It is mentioned by Sorel, however, that this period of decadence can be rejuvenated by proletarian violence, which will act in an uncompromising manner with the capitalist class and break them of their modern philanthropic and charitable attitudes towards the poor. Sorel says, "the role of violence in history appears singularly great... as to awaken them [i.e. the middle class] to a sense of their own class sentiment." Sorel maintains that proletarian violence "tends to restore the separation of classes" which had undergone erasure in the prevailing humanitarian ethic of joyful coexistence. Needless to say, Sorel takes great pains with liberalism as a pacifying historical phenomenon; only could proletarian violence in the name of the class war reinvigorate capitalism's lost war-like spirit. Of mention, too, is Sorel's opinion that the syndicalist general strike, spontaneous and invigorating, is the most trustworthy method of bringing about this redemptive violence.

== Proletarian violence and bourgeois force ==
Sorel makes the argument that the coercion employed by the bourgeoisie in the formation of early capitalist history through the state (colonialism, chattel slavery, the eviction of peasants, imperialism, etc.) is not violence per se but force. Violence is spontaneous, criminal, and illegitimate to the current state-power. Force, on the other hand, is the movement of the state which is organized, legal, and under the direction and in the interest of preserving the capitalist system of mastery—violence is chaotic; force is disciplinary.
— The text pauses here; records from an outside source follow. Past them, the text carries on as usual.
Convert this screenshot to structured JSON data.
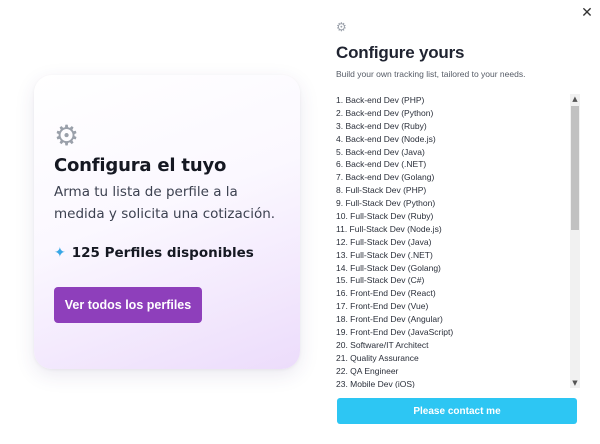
{
  "promo": {
    "title": "Configura el tuyo",
    "description": "Arma tu lista de perfile a la medida y solicita una cotización.",
    "count_label": "125 Perfiles disponibles",
    "cta_label": "Ver todos los perfiles",
    "icons": {
      "gear": "gear-icon",
      "sparkle": "sparkle-icon"
    }
  },
  "panel": {
    "title": "Configure yours",
    "subtitle": "Build your own tracking list, tailored to your needs.",
    "close_icon": "close-icon",
    "items": [
      "1. Back-end Dev (PHP)",
      "2. Back-end Dev (Python)",
      "3. Back-end Dev (Ruby)",
      "4. Back-end Dev (Node.js)",
      "5. Back-end Dev (Java)",
      "6. Back-end Dev (.NET)",
      "7. Back-end Dev (Golang)",
      "8. Full-Stack Dev (PHP)",
      "9. Full-Stack Dev (Python)",
      "10. Full-Stack Dev (Ruby)",
      "11. Full-Stack Dev (Node.js)",
      "12. Full-Stack Dev (Java)",
      "13. Full-Stack Dev (.NET)",
      "14. Full-Stack Dev (Golang)",
      "15. Full-Stack Dev (C#)",
      "16. Front-End Dev (React)",
      "17. Front-End Dev (Vue)",
      "18. Front-End Dev (Angular)",
      "19. Front-End Dev (JavaScript)",
      "20. Software/IT Architect",
      "21. Quality Assurance",
      "22. QA Engineer",
      "23. Mobile Dev (iOS)"
    ],
    "contact_label": "Please contact me"
  },
  "colors": {
    "cta": "#8e3fbb",
    "contact": "#2dc6f3",
    "sparkle": "#38a7e6"
  }
}
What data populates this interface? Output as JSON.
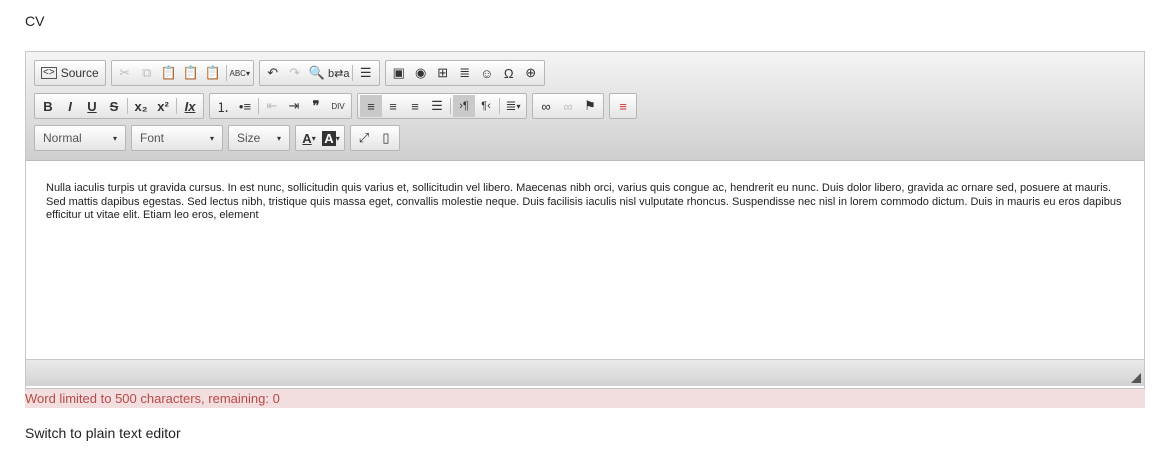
{
  "field_label": "CV",
  "toolbar": {
    "source_label": "Source",
    "style_combo": "Normal",
    "font_combo": "Font",
    "size_combo": "Size",
    "spell_label": "ABC",
    "div_label": "DIV"
  },
  "editor_text": "Nulla iaculis turpis ut gravida cursus. In est nunc, sollicitudin quis varius et, sollicitudin vel libero. Maecenas nibh orci, varius quis congue ac, hendrerit eu nunc. Duis dolor libero, gravida ac ornare sed, posuere at mauris. Sed mattis dapibus egestas. Sed lectus nibh, tristique quis massa eget, convallis molestie neque. Duis facilisis iaculis nisl vulputate rhoncus. Suspendisse nec nisl in lorem commodo dictum. Duis in mauris eu eros dapibus efficitur ut vitae elit. Etiam leo eros, element",
  "limit_message": "Word limited to 500 characters, remaining: 0",
  "switch_link": "Switch to plain text editor",
  "colors": {
    "alert_bg": "#f2dede",
    "alert_text": "#b94a48",
    "toolbar_top": "#f4f4f4",
    "toolbar_bottom": "#cfcfcf"
  }
}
Sorel has this to say: "[A] distinction should be drawn between the force that aims at authority, endeavoring to bring about an automatic obedience, and the violence that would smash that authority." For Sorel, Marx never drew such a distinction because his economic project lacked the plethora of 20th-century proletarian revolts and their special strategies, so Marx's historical analysis was constrained to the investigation of the timely use of bourgeois force to meet the ends of capital (in what is generally referred to as primitive accumulation). In his words: "I do not think that Marx had ever examined any other form of social constraints except force."

In bringing his views full circle, Sorel states that the reformist disciples of Marx have deepened this area of ignorance where nothing but force is conceptualized as a historical force. In entrenching themselves in this error, they naively believe capitalism "could be destroyed by force [i.e., with the powers of the existing state], as it had been created by the intervention of force..." It becomes clear that there are great resemblances between Sorel's attitude of the state and that of Lenin in his The State and Revolution.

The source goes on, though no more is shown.